Indes erklären nachfolgende Generationen Anführer Napps und Gefährte Millet-Bass zu Verrätern, die Dinners hilflos zurückließen, um ihre eigene Haut zu retten. Nun wird ein zweites Forscherteam eben jene gescheiterte Forschungsreise antreten und dem eisigen, gefährlichen Ort und dessen Geheimnissen auf die Spur kommen. Dabei stellt sich dem Leser im Anbetracht der äquivalenten Ausgangssituation die Frage, ob es Brix, Jess und Decker genauso ergehen wird wie Napps, Dinners und Millet-Bass noch ein Jahrhundert zuvor und was seinerzeit – obgleich der Ausgang der ersten Forschungsreise von vorn herein bekannt ist – wirklich auf Everland geschah.

Die Zeitebenen beider Exkursionen verlaufen eng getaktet und größtenteils parallel; im stetigen Wechsel werden die Ereignisse der Expedition von 1913 und der ‚aktuellen’ von 2012 geschildert, weshalb sich der anfängliche Eindruck, dass sich nicht nur die Charaktere der beiden Forscherteams ähneln, sondern ebenso deren Erlebnisse korrespondieren, im Laufe des Romans bestätigt. Ein Schneesturm, der durch beide Lager und Erzählebenen fegt, Dinners und Brix, die sich praktisch ‚zeitgleich’ verletzen – je stärker sich die beschriebenen Motive spiegeln, desto spannender wird es. Schließlich wird die unterbewusste Frage, ob sich die tragischen Ereignisse von damals nun wiederholen werden, immer zentraler.
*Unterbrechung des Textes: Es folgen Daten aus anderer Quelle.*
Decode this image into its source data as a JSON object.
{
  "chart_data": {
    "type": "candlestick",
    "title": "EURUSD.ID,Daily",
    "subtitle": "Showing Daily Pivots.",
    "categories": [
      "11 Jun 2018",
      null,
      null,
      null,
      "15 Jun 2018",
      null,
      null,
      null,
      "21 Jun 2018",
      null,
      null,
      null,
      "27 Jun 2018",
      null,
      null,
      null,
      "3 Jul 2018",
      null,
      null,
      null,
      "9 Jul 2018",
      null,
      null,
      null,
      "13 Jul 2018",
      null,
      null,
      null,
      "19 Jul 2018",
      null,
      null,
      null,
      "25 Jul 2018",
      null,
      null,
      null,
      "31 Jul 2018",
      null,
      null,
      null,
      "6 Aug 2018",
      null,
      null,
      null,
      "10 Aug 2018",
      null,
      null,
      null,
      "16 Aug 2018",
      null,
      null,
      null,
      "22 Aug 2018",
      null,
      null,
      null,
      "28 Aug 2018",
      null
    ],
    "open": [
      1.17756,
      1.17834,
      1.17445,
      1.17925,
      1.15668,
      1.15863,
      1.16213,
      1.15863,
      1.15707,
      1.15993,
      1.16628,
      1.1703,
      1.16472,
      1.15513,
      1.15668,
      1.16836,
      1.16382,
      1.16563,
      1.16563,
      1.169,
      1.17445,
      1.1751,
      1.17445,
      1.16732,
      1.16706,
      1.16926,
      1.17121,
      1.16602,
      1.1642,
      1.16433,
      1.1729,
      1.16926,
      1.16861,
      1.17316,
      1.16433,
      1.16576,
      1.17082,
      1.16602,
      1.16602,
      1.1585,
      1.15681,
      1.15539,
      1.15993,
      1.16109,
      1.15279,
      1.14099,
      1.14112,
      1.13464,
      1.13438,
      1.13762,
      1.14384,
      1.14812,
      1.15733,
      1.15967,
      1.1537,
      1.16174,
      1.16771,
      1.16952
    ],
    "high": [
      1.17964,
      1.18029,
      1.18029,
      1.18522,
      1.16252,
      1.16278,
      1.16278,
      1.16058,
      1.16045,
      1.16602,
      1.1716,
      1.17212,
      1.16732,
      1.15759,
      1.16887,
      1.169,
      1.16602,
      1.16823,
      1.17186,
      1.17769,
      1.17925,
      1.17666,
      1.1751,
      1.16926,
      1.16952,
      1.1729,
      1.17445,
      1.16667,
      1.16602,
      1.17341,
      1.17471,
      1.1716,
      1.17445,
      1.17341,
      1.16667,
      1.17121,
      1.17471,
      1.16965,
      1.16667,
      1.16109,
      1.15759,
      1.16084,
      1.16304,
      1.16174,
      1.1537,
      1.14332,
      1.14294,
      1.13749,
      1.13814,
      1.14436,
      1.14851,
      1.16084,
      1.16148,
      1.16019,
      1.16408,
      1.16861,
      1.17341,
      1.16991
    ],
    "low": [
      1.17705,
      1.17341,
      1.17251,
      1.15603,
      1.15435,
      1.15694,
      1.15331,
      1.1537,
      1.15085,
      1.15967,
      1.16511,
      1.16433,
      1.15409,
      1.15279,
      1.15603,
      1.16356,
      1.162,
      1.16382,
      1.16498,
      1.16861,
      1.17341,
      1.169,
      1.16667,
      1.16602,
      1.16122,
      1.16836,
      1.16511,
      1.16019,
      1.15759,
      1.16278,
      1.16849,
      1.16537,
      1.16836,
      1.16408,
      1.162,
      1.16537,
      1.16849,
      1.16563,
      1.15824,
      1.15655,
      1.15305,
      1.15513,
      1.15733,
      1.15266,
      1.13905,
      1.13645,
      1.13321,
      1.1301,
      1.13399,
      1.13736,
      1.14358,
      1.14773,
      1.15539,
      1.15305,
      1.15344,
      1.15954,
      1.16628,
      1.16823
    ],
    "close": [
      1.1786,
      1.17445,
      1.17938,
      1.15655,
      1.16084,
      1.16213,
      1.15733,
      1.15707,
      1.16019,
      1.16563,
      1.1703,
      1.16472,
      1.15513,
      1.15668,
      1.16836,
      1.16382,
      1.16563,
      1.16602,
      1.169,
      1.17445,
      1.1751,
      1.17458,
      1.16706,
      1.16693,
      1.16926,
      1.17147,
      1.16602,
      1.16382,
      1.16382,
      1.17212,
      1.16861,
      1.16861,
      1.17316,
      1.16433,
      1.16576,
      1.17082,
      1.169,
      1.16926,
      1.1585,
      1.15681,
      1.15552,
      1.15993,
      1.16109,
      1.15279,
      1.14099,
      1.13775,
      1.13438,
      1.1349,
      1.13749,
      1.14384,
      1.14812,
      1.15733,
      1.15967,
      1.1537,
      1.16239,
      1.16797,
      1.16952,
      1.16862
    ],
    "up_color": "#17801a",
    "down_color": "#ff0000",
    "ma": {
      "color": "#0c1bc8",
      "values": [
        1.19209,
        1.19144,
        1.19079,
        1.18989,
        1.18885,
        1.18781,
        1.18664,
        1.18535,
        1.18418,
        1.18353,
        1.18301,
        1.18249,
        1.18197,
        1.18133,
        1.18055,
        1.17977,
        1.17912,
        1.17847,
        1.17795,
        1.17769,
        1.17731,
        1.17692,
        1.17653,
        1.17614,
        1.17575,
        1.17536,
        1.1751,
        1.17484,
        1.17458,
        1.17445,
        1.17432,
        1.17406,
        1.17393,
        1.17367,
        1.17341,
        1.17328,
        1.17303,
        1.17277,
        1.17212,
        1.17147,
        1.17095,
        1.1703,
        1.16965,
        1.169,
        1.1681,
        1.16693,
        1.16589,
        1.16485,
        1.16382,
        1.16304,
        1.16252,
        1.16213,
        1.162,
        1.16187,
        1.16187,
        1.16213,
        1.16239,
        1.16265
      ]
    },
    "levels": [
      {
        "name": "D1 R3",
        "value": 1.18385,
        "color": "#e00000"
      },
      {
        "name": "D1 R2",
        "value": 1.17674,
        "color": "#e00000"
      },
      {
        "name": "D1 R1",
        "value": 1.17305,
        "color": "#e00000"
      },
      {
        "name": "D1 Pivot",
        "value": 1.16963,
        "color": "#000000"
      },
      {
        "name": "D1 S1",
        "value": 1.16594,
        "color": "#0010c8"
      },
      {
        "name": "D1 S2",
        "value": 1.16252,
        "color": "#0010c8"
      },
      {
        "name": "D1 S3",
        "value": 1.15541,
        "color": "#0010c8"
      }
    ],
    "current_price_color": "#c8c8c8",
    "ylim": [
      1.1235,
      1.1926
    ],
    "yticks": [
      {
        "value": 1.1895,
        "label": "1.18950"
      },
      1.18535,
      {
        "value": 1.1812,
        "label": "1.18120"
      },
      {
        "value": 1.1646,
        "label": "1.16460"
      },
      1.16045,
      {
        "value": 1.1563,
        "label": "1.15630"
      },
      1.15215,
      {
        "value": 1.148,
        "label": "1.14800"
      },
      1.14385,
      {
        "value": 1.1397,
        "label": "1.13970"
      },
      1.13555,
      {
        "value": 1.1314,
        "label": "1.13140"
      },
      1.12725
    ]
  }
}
Hunt zeichnet physische wie psychische Veränderungen der Figuren und ihre Beziehungen zueinander, hervorgerufen durch die Einflüsse von Isolation, Kälte, Hunger und die Ungewissheit des Überlebens, äußerst feinsinnig nach. Ohne Verwendung bereits bekannter Floskeln oder gängiger Hollywood-Klischees beschreibt sie die Charaktere klar und in einfacher Sprache, sodass man diese schon länger zu kennen glaubt, ihre Entscheidungen nachvollziehen kann und tatsächlich mit ihnen fühlt. Mittels Rückblenden und Perspektivwechsel einzelner Figuren, welche Rückschlüsse hinsichtlich Charakterzügen, Hintergründen und Motivationen selbiger zulassen, kreiert Hunt tiefgründige Figuren und gewährt dem Leser somit Einblick in deren Psyche, anstatt nur an der Oberfläche zu kratzen.

Dies hat zur Folge, dass die ganze Wahrheit den Gerüchten sowie verbreiteten Lügen der Nachwelt gegenübergestellt wird: Nach und nach lassen sich der unvollständige Handlungsstrang der damaligen Ereignisse und die Psychologie, Motivation und das Innere der einzelnen Figuren zusammensetzen und infolgedessen die vermeintlich dokumentarischen Beschreibungen aus Kapitän Lawrences Logbuch zu überraschend großen Teilen widerlegen, wodurch bis zum letzten Wort die Spannung aufrechterhalten bleibt.

Nach ihrem ersten Roman, Mr. Chartwell, in dem es um einen riesigen schwarzen Hund geht, der sich Mr. Chartwell nennt und Churchills Depressionen verkörpert, folgt mit Everland eine Geschichte, in der die Londoner Schriftstellerin und studierte Malerin Rebecca Hunt umsichtig die wahren Reaktionen von Menschen illustriert, wenn diese Extremsituationen ausgesetzt sind.

Hunts differenzierte, empathische Beobachtung zwischenmenschlicher Beziehungen und ihr elegant-akkurater Umgang mit Themen wie existenziellen Konflikten und hierarchischen Strukturen ergeben einen eindringlichen Roman, der außerordentlich gut gelungen ist und sowohl aufgrund seiner Konzeption als auch seiner erzählerischen Ausgestaltung zu lesen lohnt.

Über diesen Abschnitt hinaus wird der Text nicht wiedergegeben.